NCL is an inherited nervous system disease that starts in childhood and has fatal consequences. In general, the root cause, progression, and result are the same. There are 8 different genes that cause this disease and the disease is classified according to the age of onset. Specifically, the disease is caused by the accumulation of lipofuscin, which is composed of fats and proteins, in the tissues. These substances are located on the lysosome, and the lysosomes are responsible for cleaning waste products.
What Causes Ncl Disease?
It is a type of disease inherited in an autosomal recessive manner, as there are cases of autosomal dominant inheritance in NCL patients. In other words; It can be defined as two copies of defective genes, one from the mother and one from the father. It is a type of disease that occurs when lysosome organelles in the cell lose their functions.
Types of Ncl Disease
There are 4 types of NCL in total, which are divided into 3 types in childhood and 1 type in adulthood. Some symptoms in childhood become more pronounced in later years. Congenital NCL is a very severe type. They appear as small-headed in infants and die soon after birth. Infantile NCL is seen between the ages of 6 months and 2 years and progresses rapidly. Children under its influence do not develop. They suffer severe muscle contractions and usually die before the age of 5. Exceptionally, there are infants who survived in the vegetative state.
Late infantile NCL occurs between the ages of 2 and 4 years. Among the general symptoms are ataxia and seizures that do not affect the drugs. This progresses rapidly as in other ages and results in death at the age of 8 years. Adult NCL begins just before the age of 40 and progresses slowly. Due to the late onset situation, the exact age of death is not specified, but it shortens the life span.

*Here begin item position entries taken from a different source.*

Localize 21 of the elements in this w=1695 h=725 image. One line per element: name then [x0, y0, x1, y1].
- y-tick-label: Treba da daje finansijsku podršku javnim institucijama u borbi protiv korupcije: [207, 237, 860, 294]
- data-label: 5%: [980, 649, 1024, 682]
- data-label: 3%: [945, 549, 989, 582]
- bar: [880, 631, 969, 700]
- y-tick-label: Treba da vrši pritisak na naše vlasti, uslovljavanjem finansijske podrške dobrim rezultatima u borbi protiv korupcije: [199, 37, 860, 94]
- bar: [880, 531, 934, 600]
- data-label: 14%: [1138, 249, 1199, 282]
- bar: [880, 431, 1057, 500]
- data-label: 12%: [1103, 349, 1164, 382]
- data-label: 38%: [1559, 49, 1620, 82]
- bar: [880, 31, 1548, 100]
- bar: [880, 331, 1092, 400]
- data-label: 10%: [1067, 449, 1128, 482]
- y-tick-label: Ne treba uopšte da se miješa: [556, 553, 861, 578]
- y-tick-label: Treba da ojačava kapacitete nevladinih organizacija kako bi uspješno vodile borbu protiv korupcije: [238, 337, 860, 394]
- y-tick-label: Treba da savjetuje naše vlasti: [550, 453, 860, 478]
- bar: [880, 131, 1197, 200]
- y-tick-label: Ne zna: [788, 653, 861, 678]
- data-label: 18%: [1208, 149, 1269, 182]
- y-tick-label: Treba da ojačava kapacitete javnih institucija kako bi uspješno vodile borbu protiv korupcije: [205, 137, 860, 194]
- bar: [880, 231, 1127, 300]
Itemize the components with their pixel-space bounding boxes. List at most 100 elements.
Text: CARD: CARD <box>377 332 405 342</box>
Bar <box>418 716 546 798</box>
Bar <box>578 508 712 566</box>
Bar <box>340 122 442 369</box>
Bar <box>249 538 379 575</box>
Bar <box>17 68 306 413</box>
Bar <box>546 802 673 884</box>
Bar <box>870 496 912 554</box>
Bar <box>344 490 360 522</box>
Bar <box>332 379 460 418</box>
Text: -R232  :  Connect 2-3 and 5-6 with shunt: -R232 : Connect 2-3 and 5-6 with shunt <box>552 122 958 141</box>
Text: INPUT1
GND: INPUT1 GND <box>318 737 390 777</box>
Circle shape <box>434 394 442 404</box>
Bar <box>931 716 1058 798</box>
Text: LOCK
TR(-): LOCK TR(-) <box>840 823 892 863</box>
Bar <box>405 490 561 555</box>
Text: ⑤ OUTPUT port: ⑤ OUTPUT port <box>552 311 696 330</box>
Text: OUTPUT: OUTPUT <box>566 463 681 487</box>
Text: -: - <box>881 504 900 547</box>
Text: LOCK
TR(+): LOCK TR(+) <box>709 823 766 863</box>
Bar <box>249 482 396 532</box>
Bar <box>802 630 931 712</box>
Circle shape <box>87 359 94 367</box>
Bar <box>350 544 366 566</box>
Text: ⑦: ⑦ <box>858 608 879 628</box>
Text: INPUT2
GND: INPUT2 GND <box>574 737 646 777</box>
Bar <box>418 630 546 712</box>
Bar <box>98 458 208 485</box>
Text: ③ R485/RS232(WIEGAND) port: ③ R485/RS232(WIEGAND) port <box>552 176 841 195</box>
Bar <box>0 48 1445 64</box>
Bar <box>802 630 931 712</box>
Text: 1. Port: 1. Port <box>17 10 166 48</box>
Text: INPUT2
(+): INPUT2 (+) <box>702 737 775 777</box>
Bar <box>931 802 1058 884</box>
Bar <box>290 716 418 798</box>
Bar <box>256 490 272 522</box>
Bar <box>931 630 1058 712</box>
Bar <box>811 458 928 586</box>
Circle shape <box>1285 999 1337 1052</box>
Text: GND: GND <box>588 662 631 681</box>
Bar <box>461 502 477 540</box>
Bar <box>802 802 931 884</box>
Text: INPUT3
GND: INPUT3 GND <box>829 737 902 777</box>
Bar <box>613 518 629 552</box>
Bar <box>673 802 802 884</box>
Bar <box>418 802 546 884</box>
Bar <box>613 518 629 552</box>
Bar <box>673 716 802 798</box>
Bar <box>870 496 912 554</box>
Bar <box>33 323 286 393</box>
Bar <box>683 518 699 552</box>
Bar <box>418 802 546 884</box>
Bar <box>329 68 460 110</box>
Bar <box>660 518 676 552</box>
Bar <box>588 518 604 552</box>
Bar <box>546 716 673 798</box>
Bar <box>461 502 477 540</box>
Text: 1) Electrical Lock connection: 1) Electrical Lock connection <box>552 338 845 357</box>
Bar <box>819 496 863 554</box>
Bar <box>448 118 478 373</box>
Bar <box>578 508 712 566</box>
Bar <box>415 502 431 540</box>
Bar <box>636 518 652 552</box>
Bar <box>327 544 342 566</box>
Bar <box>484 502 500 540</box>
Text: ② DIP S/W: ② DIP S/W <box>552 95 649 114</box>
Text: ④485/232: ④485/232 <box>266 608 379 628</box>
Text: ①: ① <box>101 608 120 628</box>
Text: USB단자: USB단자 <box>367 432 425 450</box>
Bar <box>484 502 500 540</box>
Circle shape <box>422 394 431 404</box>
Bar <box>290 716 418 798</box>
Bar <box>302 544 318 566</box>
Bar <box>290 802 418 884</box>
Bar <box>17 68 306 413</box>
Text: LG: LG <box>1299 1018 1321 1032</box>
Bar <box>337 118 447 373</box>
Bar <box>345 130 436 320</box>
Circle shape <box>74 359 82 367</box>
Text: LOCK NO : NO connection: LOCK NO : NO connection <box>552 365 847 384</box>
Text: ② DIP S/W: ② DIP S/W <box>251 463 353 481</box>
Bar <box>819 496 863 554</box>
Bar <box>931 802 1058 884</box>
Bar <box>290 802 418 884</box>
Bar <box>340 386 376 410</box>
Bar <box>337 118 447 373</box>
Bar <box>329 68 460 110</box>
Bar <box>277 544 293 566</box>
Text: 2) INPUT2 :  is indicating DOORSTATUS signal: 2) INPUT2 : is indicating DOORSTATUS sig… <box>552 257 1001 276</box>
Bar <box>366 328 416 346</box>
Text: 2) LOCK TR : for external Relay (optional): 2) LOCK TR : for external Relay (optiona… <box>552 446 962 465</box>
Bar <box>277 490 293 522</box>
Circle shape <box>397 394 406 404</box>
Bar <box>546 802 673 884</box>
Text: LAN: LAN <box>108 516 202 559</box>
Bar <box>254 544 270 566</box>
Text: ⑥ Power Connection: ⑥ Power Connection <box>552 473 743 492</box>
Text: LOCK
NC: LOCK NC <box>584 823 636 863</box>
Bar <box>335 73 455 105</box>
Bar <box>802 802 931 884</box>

NCL Disease often differs in terms of the types it contains and because it has different mutations.
- vision loss
- Personality and behavioral changes
- difficulty understanding
- Intense muscle contraction
- Head smaller than body
- difficulty moving
- Posture disorder
Generally, individuals with this disease are more likely to be bedridden because they have difficulty moving.
Ncl Disease Treatment
No specific treatment has yet been found that can prevent NCL disease and reverse symptoms. Only seizures can be reduced with medication. In this disease, which causes loss of movement, only early loss of movement can be delayed with physiotherapy methods. Permanent treatment methods for the disease are currently being investigated.